Nach der Rechtsprechung des EPG gelten für die Einführung neuer rechtlicher Argumente Einschränkungen [siehe auch: → Neue Tatsachen und Beweismittel]. Regel 13 EPGVO [→ Erforderliche Angaben in der Klageschrift] verlangt, dass die Klageschrift die Gründe enthält, warum die geltend gemachten Tatsachen eine Verletzung der Patentansprüche darstellen, einschließlich rechtlicher Argumente. Diese Bestimmung ist im Lichte des letzten Satzes von Erwägungsgrund 7 der Verfahrensordnung [→Effizienz des Verfahrens] auszulegen, wonach die Parteien ihren Fall so früh wie möglich im Verfahren darlegen müssen. Allerdings schließt Regel 13 EPGVO nicht aus, dass ein Kläger nach Einreichung der Klageschrift neue Argumente vorbringen kann. Ob ein neues Argument zulässig ist, hängt von den Umständen des Einzelfalls ab, einschließlich der Gründe, warum der Kläger das Argument nicht bereits in der Klageschrift vorgebracht hat, und den verfahrensrechtlichen Möglichkeiten des Beklagten, auf das neue Argument zu reagieren. Bei dieser Beurteilung verfügt das erstinstanzliche Gericht über einen gewissen Ermessensspielraum.1)
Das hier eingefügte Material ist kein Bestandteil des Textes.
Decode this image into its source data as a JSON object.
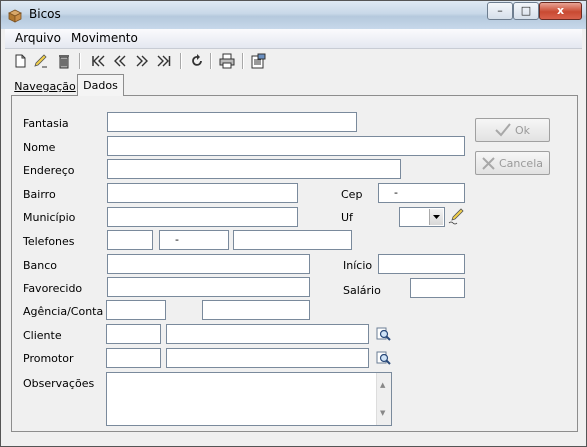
{
  "window": {
    "title": "Bicos",
    "controls": {
      "minimize": "–",
      "maximize": "□",
      "close": "x"
    }
  },
  "menu": [
    "Arquivo",
    "Movimento"
  ],
  "toolbar": [
    "new-icon",
    "edit-icon",
    "delete-icon",
    "first-icon",
    "prev-icon",
    "next-icon",
    "last-icon",
    "refresh-icon",
    "print-icon",
    "report-icon"
  ],
  "tabs": {
    "navegacao": "Navegação",
    "dados": "Dados"
  },
  "form": {
    "fantasia_label": "Fantasia",
    "nome_label": "Nome",
    "endereco_label": "Endereço",
    "bairro_label": "Bairro",
    "cep_label": "Cep",
    "cep_value": "-",
    "municipio_label": "Município",
    "uf_label": "Uf",
    "telefones_label": "Telefones",
    "telefone_mid_value": "-",
    "banco_label": "Banco",
    "inicio_label": "Início",
    "favorecido_label": "Favorecido",
    "salario_label": "Salário",
    "agencia_label": "Agência/Conta",
    "cliente_label": "Cliente",
    "promotor_label": "Promotor",
    "observacoes_label": "Observações"
  },
  "buttons": {
    "ok": "Ok",
    "cancela": "Cancela"
  },
  "colors": {
    "accent_disabled": "#9a9a9a",
    "field_border": "#7a8a9c"
  }
}
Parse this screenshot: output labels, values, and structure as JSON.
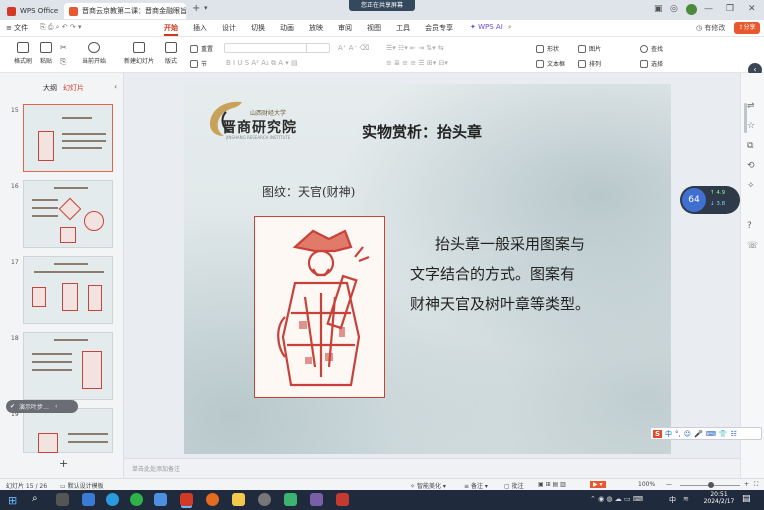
{
  "titlebar": {
    "home_tab": "WPS Office",
    "doc_tab": "晋商云京教第二课：晋商金融眼旨",
    "share_notice": "您正在共享屏幕"
  },
  "menubar": {
    "file": "文件",
    "items": [
      "开始",
      "插入",
      "设计",
      "切换",
      "动画",
      "放映",
      "审阅",
      "视图",
      "工具",
      "会员专享"
    ],
    "active": "开始",
    "ai": "WPS AI",
    "edit_mode": "有修改",
    "share": "分享"
  },
  "toolbar": {
    "format_painter": "格式刷",
    "paste": "粘贴",
    "from_current": "当前开始",
    "new_slide": "新建幻灯片",
    "layout": "版式",
    "section": "节",
    "reset": "重置",
    "shape": "形状",
    "picture": "图片",
    "find": "查找",
    "textbox": "文本框",
    "arrange": "排列",
    "select": "选择"
  },
  "leftpanel": {
    "tab_outline": "大纲",
    "tab_slides": "幻灯片",
    "thumbs": [
      {
        "num": "15"
      },
      {
        "num": "16"
      },
      {
        "num": "17"
      },
      {
        "num": "18"
      },
      {
        "num": "19"
      }
    ],
    "toast": "演示叶步…"
  },
  "slide": {
    "logo_top": "山西财经大学",
    "logo_name": "晋商研究院",
    "logo_sub": "JINSHANG RESEARCH INSTITUTE",
    "title": "实物赏析：抬头章",
    "pattern_label": "图纹：天官(财神)",
    "body_lines": [
      "抬头章一般采用图案与",
      "文字结合的方式。图案有",
      "财神天官及树叶章等类型。"
    ]
  },
  "notes_placeholder": "单击此处添加备注",
  "net_widget": {
    "percent": "64",
    "up": "4.9",
    "down": "3.8"
  },
  "statusbar": {
    "slide_counter": "幻灯片 15 / 26",
    "design_template": "默认设计模板",
    "beautify": "智能美化",
    "notes": "备注",
    "comment": "批注",
    "zoom": "100%"
  },
  "taskbar": {
    "time": "20:51",
    "date": "2024/2/17",
    "lang": "中"
  },
  "colors": {
    "accent": "#d0341d",
    "stamp_red": "#c8423a"
  }
}
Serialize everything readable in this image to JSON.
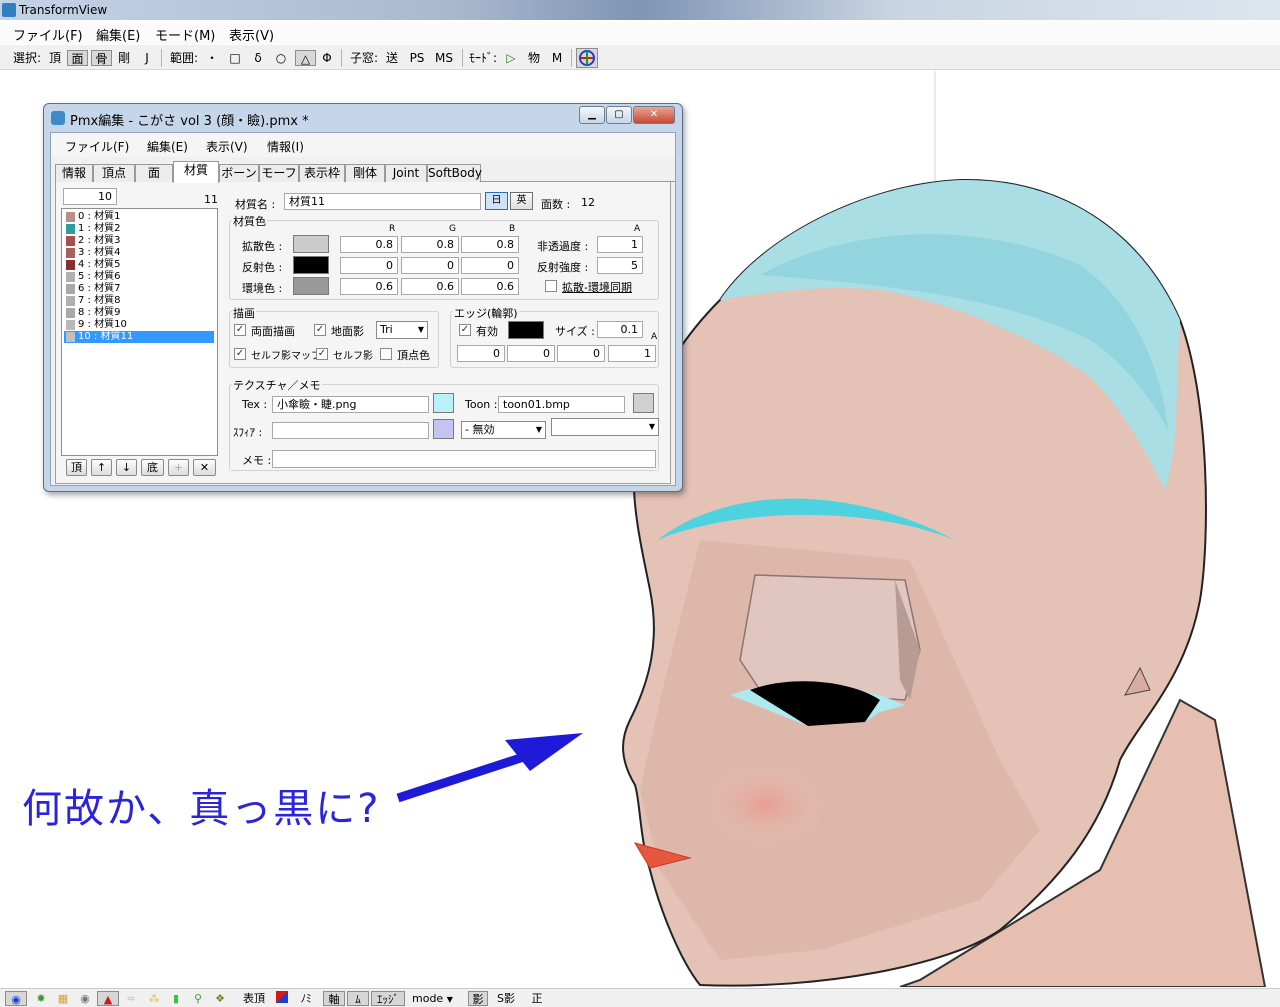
{
  "window": {
    "title": "TransformView"
  },
  "menubar": [
    "ファイル(F)",
    "編集(E)",
    "モード(M)",
    "表示(V)"
  ],
  "toolbar": {
    "select_label": "選択:",
    "select_items": [
      "頂",
      "面",
      "骨",
      "剛",
      "J"
    ],
    "range_label": "範囲:",
    "range_items": [
      "・",
      "□",
      "δ",
      "○",
      "△",
      "Φ"
    ],
    "child_label": "子窓:",
    "child_items": [
      "送",
      "PS",
      "MS"
    ],
    "mode_label": "ﾓｰﾄﾞ:",
    "mode_items": [
      "▷",
      "物",
      "M"
    ]
  },
  "annotation": "何故か、真っ黒に?",
  "dialog": {
    "title": "Pmx編集 - こがさ vol 3 (顔・瞼).pmx *",
    "menus": [
      "ファイル(F)",
      "編集(E)",
      "表示(V)",
      "情報(I)"
    ],
    "tabs": [
      "情報",
      "頂点",
      "面",
      "材質",
      "ボーン",
      "モーフ",
      "表示枠",
      "剛体",
      "Joint",
      "SoftBody"
    ],
    "active_tab": "材質",
    "list_index": "10",
    "list_count": "11",
    "materials": [
      {
        "label": "0 : 材質1",
        "color": "#b89088"
      },
      {
        "label": "1 : 材質2",
        "color": "#2e9e9e"
      },
      {
        "label": "2 : 材質3",
        "color": "#a85050"
      },
      {
        "label": "3 : 材質4",
        "color": "#a86060"
      },
      {
        "label": "4 : 材質5",
        "color": "#8a2f2f"
      },
      {
        "label": "5 : 材質6",
        "color": "#b0b0b0"
      },
      {
        "label": "6 : 材質7",
        "color": "#a8a8a8"
      },
      {
        "label": "7 : 材質8",
        "color": "#b0b0b0"
      },
      {
        "label": "8 : 材質9",
        "color": "#a8a8a8"
      },
      {
        "label": "9 : 材質10",
        "color": "#b8b8b8"
      },
      {
        "label": "10 : 材質11",
        "color": "#c0c0c0"
      }
    ],
    "selected_index": 10,
    "list_buttons": [
      "頂",
      "↑",
      "↓",
      "底",
      "+",
      "✕"
    ],
    "mat_name_label": "材質名 :",
    "mat_name_value": "材質11",
    "lang_jp": "日",
    "lang_en": "英",
    "face_count_label": "面数 :",
    "face_count": "12",
    "color_group": "材質色",
    "col_R": "R",
    "col_G": "G",
    "col_B": "B",
    "col_A": "A",
    "diffuse_label": "拡散色 :",
    "diffuse": [
      "0.8",
      "0.8",
      "0.8"
    ],
    "diffuse_color": "#cccccc",
    "alpha_label": "非透過度 :",
    "alpha": "1",
    "specular_label": "反射色 :",
    "specular": [
      "0",
      "0",
      "0"
    ],
    "specular_color": "#000000",
    "spec_power_label": "反射強度 :",
    "spec_power": "5",
    "ambient_label": "環境色 :",
    "ambient": [
      "0.6",
      "0.6",
      "0.6"
    ],
    "ambient_color": "#999999",
    "sync_label": "拡散-環境同期",
    "draw_group": "描画",
    "double_sided": "両面描画",
    "ground_shadow": "地面影",
    "tri": "Tri",
    "self_shadow_map": "セルフ影マップ",
    "self_shadow": "セルフ影",
    "vertex_color": "頂点色",
    "edge_group": "エッジ(輪郭)",
    "edge_enabled": "有効",
    "edge_color": "#000000",
    "edge_size_label": "サイズ :",
    "edge_size": "0.1",
    "edge_rgba": [
      "0",
      "0",
      "0",
      "1"
    ],
    "edge_a": "A",
    "tex_group": "テクスチャ／メモ",
    "tex_label": "Tex :",
    "tex_value": "小傘瞼・睫.png",
    "tex_swatch": "#b8f2f8",
    "toon_label": "Toon :",
    "toon_value": "toon01.bmp",
    "toon_swatch": "#d0d0d0",
    "sphere_label": "ｽﾌｨｱ :",
    "sphere_value": "",
    "sphere_swatch": "#c4c4f4",
    "sphere_mode": "- 無効",
    "memo_label": "メモ :",
    "memo_value": ""
  },
  "statusbar": {
    "items": [
      "表頂",
      "ﾉﾐ",
      "軸",
      "ﾑ",
      "ｴｯｼﾞ",
      "mode",
      "影",
      "S影",
      "正"
    ]
  }
}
Insbesondere ist es nicht erforderlich, dass der Kläger alle möglichen Verteidigungslinien vorwegnimmt und alle Argumente, Tatsachen und Beweise in der Klageschrift aufführt und einreicht und dass danach nichts mehr hinzugefügt werden kann. Dies kann insbesondere dann der Fall sein, wenn der Kläger, nachdem er ein Argument in seiner Klageschrift vorgebracht hat, dieses Argument in seiner Replik gemäß Regel 29 (a) oder (b) EPGVO weiter begründet, um auf eine Einwendung des Beklagten gegen das ursprünglich vorgebrachte Argument in seiner Klageerwiderung zu reagieren2). Im Übrigen sind die vorstehenden Grundsätze vor dem allgemeinen Grundsatz zu verstehen, dass das Gericht das Recht kennt („iura novit curia“) und die Parteien lediglich den Tatsachenstoff liefern müssen („da mihi facta, do tibi ius“).3)
Rechtliches Gehör bedeutet das Recht jeder Partei in einem Verfahren, ihre Argumente, Tatsachen und Beweismittel vorzubringen, auf die Ausführungen der Gegenseite zu reagieren und von der Entscheidungsfindung nicht ausgeschlossen zu werden.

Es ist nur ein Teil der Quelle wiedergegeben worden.